Caesarean section is when a baby is born through an incision in the mother's abdomen and uterine wall. This requires effective anaesthesia which can be regional (epidural or spinal) or a general anaesthetic. With regional epidural anaesthesia, the anaesthetic is infused into the space around the mother's spinal column, whilst with regional spinal anaesthesia, the drug is injected as a single dose into the mother's spinal column. With the two types of regional anaesthesia, the mother is awake for the birth but numbed from the waist down. With general anaesthesia, the mother is unconscious for the birth with the anaesthetic affecting her whole body. As well as women having a view as to whether they might wish to be awake or asleep for the caesarean birth, it is important to know the balance of the benefits and adverse effects of these different types of anaesthesia. This review of trials sought to assess these benefits and harms. Twenty-two out of 29 included studies (1793 women) contributed data to this review. There were some differences that favoured regional anaesthesia, for example, less blood loss. The evidence on the differences in pain relief was difficult to evaluate. There were not enough participants to assess the very rare outcome of mortality for the mother, which may be an important aspect. None of the trials addressed important outcomes for women such as recovery times, effects on breastfeeding, effects on the mother-child relationship and length of time before mother feels well enough to care for her baby. As there is insufficient evidence on benefits and adverse effects, women are most likely to choose anaesthesia for caesarean section, depending on whether they wish to be awake or asleep for the birth.

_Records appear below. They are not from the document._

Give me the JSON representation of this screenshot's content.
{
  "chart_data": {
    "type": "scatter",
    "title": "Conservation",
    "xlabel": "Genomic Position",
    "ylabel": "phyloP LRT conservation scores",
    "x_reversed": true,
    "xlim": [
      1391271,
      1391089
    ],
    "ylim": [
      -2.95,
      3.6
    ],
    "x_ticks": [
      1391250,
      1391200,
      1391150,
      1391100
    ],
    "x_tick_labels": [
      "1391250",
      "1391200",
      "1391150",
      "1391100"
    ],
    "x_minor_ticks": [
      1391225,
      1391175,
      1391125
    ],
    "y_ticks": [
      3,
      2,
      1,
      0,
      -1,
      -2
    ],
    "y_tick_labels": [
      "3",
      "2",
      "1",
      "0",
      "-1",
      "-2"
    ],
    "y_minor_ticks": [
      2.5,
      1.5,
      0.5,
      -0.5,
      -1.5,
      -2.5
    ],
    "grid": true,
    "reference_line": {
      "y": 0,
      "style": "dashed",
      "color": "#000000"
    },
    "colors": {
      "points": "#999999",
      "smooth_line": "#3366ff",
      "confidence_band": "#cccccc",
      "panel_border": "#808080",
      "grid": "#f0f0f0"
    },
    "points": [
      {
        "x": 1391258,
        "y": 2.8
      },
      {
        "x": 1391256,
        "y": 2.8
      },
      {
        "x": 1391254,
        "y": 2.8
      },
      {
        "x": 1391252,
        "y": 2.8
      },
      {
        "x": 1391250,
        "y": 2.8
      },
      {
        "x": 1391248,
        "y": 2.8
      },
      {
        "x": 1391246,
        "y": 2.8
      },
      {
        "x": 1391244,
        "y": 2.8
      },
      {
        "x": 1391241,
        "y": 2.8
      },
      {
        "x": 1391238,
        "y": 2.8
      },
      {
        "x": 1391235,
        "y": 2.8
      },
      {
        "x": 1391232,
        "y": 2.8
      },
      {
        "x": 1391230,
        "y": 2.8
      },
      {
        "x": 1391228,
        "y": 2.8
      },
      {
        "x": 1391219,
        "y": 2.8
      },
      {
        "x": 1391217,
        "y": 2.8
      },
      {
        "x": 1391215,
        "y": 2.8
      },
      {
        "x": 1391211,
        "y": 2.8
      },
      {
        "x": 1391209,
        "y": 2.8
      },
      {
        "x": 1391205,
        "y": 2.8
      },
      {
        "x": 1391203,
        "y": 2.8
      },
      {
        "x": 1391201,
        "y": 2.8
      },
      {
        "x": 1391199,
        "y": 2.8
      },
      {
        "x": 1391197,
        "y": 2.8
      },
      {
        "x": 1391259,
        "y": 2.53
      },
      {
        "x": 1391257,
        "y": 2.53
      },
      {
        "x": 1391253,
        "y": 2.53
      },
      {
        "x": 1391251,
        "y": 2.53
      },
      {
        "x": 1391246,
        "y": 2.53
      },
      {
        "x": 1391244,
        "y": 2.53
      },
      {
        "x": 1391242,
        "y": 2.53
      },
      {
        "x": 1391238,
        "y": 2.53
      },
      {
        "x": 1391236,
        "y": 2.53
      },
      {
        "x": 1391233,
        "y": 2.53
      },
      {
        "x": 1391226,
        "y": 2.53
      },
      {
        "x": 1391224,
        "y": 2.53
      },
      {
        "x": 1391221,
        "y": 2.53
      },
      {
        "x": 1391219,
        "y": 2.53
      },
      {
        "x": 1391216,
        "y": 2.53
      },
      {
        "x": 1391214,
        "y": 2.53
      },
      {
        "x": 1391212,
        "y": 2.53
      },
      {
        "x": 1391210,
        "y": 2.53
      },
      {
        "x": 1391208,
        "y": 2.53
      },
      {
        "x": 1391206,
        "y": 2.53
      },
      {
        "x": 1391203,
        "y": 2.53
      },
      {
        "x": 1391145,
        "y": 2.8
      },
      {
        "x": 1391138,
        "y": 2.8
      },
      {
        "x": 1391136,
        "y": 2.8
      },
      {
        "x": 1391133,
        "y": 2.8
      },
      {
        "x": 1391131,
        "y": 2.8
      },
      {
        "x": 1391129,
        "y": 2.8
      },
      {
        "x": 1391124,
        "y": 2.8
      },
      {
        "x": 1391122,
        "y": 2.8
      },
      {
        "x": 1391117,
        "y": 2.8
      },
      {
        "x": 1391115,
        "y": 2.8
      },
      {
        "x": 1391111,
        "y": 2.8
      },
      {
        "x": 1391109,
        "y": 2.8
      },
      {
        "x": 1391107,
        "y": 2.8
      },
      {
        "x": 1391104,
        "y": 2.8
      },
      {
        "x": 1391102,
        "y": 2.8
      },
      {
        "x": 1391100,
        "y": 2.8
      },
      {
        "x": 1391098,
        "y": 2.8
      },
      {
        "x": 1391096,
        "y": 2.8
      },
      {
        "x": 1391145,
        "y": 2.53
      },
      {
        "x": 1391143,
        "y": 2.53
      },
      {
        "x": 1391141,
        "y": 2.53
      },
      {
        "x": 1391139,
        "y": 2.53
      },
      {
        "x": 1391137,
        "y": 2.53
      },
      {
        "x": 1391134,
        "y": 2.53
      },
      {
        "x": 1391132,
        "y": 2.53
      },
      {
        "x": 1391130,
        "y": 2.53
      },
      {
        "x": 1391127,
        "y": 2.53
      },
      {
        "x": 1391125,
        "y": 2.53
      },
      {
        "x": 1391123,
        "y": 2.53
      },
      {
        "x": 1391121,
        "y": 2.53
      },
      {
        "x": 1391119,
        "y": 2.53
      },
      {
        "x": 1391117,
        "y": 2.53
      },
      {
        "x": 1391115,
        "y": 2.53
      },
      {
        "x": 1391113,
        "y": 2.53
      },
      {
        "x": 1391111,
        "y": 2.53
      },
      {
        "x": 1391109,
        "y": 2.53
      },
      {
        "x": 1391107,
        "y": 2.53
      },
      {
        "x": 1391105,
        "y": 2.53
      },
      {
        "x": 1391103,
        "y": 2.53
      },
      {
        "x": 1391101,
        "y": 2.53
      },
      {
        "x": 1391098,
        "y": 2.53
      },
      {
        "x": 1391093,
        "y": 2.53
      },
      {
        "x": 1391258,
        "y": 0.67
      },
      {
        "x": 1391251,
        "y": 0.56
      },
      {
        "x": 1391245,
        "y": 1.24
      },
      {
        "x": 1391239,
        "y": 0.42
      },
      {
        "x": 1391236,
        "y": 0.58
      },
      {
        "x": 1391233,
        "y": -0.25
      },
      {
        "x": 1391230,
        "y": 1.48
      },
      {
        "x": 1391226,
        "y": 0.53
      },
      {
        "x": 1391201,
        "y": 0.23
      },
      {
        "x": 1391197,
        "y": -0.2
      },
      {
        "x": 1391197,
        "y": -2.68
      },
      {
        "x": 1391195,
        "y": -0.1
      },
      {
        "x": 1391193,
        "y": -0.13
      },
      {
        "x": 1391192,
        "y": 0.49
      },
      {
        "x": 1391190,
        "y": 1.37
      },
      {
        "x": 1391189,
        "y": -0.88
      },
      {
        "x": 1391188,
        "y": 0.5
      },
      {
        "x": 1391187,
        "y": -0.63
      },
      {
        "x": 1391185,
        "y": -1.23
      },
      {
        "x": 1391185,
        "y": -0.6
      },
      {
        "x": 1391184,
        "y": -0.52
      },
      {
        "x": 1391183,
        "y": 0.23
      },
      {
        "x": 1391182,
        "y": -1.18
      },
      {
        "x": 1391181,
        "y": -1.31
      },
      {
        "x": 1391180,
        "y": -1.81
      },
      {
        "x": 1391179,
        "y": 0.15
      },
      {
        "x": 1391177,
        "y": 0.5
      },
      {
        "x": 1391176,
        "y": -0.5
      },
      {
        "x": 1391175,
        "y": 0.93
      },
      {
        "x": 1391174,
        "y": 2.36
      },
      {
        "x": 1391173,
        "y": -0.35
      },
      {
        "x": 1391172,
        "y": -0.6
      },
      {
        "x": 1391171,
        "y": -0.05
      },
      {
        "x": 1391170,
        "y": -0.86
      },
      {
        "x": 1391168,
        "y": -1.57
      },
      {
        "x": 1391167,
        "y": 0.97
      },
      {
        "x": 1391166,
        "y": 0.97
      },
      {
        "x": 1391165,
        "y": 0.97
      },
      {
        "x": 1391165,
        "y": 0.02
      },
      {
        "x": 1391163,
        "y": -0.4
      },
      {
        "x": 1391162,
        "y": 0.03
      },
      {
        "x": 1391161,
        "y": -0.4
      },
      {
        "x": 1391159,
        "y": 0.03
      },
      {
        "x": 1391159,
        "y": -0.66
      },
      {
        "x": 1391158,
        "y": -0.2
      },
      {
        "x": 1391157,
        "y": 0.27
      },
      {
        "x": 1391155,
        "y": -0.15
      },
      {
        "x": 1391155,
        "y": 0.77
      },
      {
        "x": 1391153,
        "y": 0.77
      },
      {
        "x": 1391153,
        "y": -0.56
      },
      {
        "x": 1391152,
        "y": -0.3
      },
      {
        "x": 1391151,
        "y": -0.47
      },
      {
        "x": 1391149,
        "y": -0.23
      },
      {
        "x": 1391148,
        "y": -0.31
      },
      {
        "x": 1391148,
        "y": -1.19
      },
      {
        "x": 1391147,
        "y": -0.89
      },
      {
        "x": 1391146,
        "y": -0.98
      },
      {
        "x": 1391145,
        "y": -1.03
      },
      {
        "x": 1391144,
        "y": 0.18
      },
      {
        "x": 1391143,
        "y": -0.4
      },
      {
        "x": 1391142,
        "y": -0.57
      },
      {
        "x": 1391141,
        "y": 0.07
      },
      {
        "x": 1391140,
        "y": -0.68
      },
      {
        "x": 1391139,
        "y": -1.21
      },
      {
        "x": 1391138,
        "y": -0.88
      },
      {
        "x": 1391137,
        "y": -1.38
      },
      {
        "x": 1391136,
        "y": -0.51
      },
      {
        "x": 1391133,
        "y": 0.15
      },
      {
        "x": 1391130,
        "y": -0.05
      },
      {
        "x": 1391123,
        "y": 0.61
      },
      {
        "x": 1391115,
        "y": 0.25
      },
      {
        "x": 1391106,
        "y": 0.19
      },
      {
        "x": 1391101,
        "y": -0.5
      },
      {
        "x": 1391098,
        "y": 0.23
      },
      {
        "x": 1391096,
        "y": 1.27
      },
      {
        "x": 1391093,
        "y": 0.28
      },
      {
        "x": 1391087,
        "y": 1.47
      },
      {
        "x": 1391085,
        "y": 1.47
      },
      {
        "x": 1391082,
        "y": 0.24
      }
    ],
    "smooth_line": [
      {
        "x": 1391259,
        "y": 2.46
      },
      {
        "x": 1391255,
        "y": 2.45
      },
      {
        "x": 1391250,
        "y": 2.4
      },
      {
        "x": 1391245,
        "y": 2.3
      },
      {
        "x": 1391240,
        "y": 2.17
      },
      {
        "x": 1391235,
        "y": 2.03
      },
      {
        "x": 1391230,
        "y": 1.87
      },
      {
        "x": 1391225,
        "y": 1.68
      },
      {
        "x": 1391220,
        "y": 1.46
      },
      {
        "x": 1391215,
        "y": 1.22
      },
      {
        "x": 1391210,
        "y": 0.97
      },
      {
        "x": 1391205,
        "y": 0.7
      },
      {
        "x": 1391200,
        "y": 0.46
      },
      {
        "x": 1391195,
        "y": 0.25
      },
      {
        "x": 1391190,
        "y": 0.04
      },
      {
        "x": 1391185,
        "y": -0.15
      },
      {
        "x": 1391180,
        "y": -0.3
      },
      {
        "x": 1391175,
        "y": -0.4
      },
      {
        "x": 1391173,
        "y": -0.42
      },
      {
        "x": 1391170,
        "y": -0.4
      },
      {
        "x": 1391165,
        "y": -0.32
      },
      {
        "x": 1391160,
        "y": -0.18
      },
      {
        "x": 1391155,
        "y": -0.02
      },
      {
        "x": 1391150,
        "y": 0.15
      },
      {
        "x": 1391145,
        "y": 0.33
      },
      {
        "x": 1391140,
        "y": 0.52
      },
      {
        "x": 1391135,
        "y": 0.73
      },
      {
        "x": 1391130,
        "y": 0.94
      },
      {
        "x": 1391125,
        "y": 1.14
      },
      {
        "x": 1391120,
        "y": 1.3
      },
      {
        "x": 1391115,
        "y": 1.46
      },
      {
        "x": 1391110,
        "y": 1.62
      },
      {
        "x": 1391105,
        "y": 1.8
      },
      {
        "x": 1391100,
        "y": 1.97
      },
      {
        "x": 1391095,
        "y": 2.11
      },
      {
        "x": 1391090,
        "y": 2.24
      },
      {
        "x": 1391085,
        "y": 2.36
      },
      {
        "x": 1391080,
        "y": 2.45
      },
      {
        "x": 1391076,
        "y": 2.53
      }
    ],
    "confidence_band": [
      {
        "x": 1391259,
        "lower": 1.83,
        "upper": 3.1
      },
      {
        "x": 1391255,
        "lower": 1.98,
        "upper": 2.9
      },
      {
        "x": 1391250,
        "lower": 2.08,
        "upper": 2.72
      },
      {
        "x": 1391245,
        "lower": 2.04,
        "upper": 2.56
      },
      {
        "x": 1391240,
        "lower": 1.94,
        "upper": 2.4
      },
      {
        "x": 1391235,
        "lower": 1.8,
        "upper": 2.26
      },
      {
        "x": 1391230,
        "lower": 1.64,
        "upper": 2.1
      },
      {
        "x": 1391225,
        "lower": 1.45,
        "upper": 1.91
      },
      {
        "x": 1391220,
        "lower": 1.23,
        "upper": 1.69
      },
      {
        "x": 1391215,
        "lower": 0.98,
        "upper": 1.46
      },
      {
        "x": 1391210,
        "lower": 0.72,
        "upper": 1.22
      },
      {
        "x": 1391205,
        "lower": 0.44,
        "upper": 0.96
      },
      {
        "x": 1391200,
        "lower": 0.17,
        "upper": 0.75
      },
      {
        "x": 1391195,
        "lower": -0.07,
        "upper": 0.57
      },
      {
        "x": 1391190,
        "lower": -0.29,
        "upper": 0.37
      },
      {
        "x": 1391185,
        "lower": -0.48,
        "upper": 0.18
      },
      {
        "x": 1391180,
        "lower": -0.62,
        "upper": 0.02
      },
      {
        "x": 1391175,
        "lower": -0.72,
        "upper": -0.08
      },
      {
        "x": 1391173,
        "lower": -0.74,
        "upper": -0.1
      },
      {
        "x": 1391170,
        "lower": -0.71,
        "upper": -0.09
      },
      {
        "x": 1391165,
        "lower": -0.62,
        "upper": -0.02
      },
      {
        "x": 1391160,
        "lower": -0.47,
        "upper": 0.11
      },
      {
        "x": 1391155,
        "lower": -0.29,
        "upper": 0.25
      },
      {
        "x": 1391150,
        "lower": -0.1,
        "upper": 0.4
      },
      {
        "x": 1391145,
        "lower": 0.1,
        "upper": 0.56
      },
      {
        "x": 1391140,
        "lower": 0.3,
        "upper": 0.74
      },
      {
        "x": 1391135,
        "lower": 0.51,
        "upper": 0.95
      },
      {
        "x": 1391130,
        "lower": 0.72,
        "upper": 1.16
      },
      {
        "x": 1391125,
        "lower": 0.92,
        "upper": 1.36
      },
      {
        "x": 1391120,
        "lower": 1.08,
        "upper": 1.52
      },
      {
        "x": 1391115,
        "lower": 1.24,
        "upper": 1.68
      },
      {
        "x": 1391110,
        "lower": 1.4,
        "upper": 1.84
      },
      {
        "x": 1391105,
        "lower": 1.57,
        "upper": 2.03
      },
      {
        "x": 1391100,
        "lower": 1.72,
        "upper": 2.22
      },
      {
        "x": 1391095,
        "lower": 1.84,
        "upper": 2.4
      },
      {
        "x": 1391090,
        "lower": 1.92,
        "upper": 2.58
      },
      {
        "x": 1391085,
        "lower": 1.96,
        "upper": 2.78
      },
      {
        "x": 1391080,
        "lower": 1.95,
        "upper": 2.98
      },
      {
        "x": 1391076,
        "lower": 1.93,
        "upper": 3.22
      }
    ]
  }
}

There is no evidence from this review to show that RA is superior to GA in terms of major maternal or neonatal outcomes. Further research to evaluate neonatal morbidity and maternal outcomes, such as satisfaction with technique, will be useful.
Regional anaesthesia (RA) and general anaesthesia (GA) are commonly used for caesarean section (CS) and both have advantages and disadvantages. It is important to clarify what type of anaesthesia is more efficacious.
To compare the effects of RA with those of GA on the outcomes of CS.
We searched the Cochrane Pregnancy and Childbirth Group's Trials Register (30 November 2011). We updated the search on 20 August 2012 and added the results to the awaiting classification section of the review.
Randomised and quasi-randomised controlled trials evaluating the use of RA and GA in women who had CS for any indication. Cluster-randomised trials and trials using a cross-over design are not included.
Two review authors independently assessed trials for inclusion, assessed risk of bias and extracted data. Data were checked for accuracy.
Twenty-two out of 29 included studies (1793 women) contributed data to this review.
The included studies did not report some our primary outcomes: maternal death, incidence of maternal postoperative wound infection, maternal postoperative other infection such as endometritis and urinary tract infection, neonatal death.
Compared to women who had GA, women who had either epidural anaesthesia or spinal anaesthesia were found to have a significantly lower difference between pre and postoperative haematocrit. For epidural, the mean difference (MD) was 1.70% and 95% confidence interval (CI) 0.47 to 2.93 (one trial, 231 women) and for spinal anaesthesia, the MD was 3.10% and 95% CI 1.73 to 4.47 (one trial, 209 women). Compared with GA, women having either an epidural anaesthesia or spinal anaesthesia had a lower estimated maternal blood loss (epidural versus GA: standardised mean difference (SMD) -0.32 mL; 95% CI -0.56 to -0.07; two trials, 256 women; spinal versus GA anaesthesia: SMD -0.59 mL; 95% CI -0.83 to 0.35; two trials, 279 women). There was evidence of a significant difference in terms of satisfaction with anaesthetic technique - compared with the epidural or spinal group, more women in the GA group stated they would use the same technique again if they needed CS for a subsequent pregnancy (epidural versus GA: risk ratio (RR) 0.80; 95% CI 0.65 to 0.98; one trial, 223 women; spinal versus GA anaesthesia: RR 0.80; 95% CI 0.65 to 0.99; one trial, 221 women).
No significant difference was seen in terms of neonatal Apgar scores of six or less and of four or less at five minutes and the need for neonatal resuscitation with oxygen.